Diagnosing Diabetic Dataset using Hadoop and K-means Clustering Techniques.

K. Sharmila; S. A. Vetha Manickam

doi:10.17485/ijst/2016/v9i40/126204

Diagnosing Diabetic Dataset using Hadoop and K-means Clustering Techniques.

K. Sharmila , S. A. Vetha Manickam

Affiliations
1 Department of Computer Science, Vels University, Chennai - 600117, Tamil Nadu, India

Abstract
References
Article Metrics
Refbacks

Objectives: The articles display how enormous measure of information in the field of social insurance frameworks can be dissected utilizing grouping method.

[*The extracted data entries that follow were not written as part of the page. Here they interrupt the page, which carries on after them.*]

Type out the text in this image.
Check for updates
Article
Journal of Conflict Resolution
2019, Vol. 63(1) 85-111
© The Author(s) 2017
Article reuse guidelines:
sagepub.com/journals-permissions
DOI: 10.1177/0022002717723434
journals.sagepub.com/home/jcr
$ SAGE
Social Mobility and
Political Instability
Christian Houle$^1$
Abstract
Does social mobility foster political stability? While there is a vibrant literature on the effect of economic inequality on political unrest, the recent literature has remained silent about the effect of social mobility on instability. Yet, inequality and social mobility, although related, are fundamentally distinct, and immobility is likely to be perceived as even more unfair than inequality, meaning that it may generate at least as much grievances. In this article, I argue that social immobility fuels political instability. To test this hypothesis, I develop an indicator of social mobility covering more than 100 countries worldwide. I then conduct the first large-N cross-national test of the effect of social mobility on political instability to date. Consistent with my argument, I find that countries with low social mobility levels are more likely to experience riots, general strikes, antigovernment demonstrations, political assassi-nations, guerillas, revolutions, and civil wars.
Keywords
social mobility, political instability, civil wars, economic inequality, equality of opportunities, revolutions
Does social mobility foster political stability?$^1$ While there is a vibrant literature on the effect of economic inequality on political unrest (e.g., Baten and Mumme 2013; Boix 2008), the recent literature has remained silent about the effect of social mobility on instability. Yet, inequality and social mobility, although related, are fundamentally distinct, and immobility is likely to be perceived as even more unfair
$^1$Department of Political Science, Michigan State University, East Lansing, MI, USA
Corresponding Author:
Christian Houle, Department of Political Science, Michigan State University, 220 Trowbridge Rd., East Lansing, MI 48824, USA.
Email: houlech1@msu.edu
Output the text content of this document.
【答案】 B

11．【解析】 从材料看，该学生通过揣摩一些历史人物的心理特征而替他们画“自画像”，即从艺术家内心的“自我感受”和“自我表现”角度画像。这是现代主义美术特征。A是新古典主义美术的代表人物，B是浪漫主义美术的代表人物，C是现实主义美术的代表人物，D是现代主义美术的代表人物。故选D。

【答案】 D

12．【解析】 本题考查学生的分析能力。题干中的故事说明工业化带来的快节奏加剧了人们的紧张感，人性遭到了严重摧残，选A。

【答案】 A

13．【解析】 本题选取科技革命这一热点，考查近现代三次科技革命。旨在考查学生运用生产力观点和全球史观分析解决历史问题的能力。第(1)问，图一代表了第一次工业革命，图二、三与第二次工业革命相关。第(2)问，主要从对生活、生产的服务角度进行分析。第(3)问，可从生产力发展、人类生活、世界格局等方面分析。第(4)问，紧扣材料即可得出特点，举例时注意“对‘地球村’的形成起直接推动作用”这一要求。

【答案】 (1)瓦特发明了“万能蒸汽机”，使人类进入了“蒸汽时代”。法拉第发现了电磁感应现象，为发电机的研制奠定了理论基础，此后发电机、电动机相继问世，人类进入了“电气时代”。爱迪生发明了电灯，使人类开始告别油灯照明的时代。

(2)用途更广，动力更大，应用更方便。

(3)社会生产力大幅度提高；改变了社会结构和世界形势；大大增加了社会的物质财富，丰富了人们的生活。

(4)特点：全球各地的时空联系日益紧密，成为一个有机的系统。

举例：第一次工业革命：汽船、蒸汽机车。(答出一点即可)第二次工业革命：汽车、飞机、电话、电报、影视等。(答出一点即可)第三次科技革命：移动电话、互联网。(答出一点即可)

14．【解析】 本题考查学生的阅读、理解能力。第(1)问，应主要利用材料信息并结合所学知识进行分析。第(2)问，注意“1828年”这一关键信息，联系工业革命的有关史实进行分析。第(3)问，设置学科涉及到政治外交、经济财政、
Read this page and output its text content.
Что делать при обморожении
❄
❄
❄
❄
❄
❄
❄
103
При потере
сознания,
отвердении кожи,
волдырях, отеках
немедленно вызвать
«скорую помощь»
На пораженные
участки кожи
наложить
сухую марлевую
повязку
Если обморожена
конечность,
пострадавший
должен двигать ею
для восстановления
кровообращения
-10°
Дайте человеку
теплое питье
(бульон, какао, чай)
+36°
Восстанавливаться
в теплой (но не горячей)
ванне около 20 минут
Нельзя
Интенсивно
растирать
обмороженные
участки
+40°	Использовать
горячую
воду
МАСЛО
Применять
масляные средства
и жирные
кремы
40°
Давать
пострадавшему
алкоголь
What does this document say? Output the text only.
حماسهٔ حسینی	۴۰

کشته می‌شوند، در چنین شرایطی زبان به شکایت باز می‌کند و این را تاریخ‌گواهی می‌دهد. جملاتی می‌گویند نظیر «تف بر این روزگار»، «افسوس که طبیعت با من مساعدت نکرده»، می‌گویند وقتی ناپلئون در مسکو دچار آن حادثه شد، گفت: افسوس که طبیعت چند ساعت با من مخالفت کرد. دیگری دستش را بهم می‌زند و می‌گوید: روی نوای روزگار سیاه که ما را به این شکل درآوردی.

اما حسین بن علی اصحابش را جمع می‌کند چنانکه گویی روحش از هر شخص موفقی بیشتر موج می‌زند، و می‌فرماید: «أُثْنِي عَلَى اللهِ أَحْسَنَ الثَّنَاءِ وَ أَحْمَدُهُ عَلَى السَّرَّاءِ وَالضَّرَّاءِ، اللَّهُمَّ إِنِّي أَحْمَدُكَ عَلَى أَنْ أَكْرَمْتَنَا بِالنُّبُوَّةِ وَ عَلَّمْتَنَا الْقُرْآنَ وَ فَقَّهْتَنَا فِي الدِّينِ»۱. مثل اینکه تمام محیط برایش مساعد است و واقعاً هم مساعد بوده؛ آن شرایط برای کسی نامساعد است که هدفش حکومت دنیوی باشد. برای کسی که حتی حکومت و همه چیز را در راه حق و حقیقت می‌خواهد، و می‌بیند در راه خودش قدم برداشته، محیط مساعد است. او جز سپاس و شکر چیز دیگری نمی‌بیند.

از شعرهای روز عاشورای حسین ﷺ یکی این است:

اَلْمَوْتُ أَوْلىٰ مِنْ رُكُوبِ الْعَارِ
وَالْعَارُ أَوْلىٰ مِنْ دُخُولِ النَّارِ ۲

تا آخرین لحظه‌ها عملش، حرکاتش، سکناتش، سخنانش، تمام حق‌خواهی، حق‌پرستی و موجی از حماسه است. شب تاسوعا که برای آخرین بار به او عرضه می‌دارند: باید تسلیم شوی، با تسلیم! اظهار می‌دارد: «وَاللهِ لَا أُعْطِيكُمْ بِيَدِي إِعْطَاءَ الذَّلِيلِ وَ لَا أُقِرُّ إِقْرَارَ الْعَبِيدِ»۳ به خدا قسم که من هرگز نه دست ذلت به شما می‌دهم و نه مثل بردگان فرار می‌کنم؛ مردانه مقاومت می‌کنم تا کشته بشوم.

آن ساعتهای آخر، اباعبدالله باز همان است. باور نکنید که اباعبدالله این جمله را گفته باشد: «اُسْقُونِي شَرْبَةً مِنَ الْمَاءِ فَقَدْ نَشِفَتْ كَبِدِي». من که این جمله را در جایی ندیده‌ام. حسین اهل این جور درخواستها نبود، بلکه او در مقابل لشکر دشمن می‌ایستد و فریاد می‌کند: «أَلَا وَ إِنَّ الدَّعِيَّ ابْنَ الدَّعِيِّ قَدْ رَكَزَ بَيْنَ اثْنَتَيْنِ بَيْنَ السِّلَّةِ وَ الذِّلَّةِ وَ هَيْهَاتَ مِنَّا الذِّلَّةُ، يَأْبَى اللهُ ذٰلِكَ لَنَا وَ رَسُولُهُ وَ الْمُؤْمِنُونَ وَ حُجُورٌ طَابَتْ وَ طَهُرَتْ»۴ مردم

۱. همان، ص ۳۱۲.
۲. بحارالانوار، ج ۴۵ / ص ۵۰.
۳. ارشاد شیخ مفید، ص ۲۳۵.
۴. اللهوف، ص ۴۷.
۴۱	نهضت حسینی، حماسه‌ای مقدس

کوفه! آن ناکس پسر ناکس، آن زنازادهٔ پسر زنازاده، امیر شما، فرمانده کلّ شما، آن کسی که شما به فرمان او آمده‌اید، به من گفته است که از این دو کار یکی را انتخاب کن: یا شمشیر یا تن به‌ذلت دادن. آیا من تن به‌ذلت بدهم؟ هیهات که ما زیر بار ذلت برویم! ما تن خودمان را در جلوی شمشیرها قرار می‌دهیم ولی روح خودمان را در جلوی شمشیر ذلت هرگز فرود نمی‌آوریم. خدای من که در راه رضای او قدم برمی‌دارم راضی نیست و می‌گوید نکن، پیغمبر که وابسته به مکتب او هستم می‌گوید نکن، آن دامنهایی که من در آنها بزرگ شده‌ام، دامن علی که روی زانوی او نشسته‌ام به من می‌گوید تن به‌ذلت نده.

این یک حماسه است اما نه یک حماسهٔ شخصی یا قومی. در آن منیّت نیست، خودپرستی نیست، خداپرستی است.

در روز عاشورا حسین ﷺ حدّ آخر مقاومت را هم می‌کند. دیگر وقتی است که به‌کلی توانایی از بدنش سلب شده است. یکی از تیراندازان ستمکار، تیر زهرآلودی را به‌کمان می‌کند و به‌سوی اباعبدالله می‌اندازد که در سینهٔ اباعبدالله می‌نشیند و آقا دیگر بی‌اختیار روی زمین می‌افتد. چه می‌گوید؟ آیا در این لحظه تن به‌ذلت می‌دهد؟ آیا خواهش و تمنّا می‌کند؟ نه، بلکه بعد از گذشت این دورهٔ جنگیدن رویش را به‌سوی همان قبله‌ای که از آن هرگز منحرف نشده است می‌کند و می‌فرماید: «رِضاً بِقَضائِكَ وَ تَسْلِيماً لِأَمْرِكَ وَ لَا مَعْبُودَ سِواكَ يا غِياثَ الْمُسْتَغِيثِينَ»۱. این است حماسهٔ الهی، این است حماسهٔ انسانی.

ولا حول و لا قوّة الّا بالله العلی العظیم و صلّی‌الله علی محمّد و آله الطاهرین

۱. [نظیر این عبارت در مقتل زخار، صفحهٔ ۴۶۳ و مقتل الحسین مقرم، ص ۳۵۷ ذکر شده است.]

Removing helpful data from this gigantic measure of information is profoundly compound, exorbitant, and tedious, in such territory information mining can assume a key part. Specifically, the standard information digging calculations for the examination of colossal information volumes can be parallelized for speedier preparing. Methods/Statistical Analysis: This paper concentrate on how grouping calculation to be specific K-means can be utilized as a part of parallel handling stage in particular Apache Hadoop bunch (MapReduce paradigm huge) so as to dissect the gigantic information quicker. Findings: As an early point, we complete examination keeping in mind the end goal to evaluate the adequacy of the parallel preparing stages as far as execution. Applications/Improvements: Based on the final result, it shows that Apache Hadoop with K-means cluster is a promising example for versatile execution to anticipate and analyze the diabetic infections from huge measure of information. The proposed work will give an insight about the big data prediction of diabetic dataset through Hadoop. In future this technology has to be extended on cloud so as to connect various geographic districts around Tamil Nadu to predict diabetic related diseases.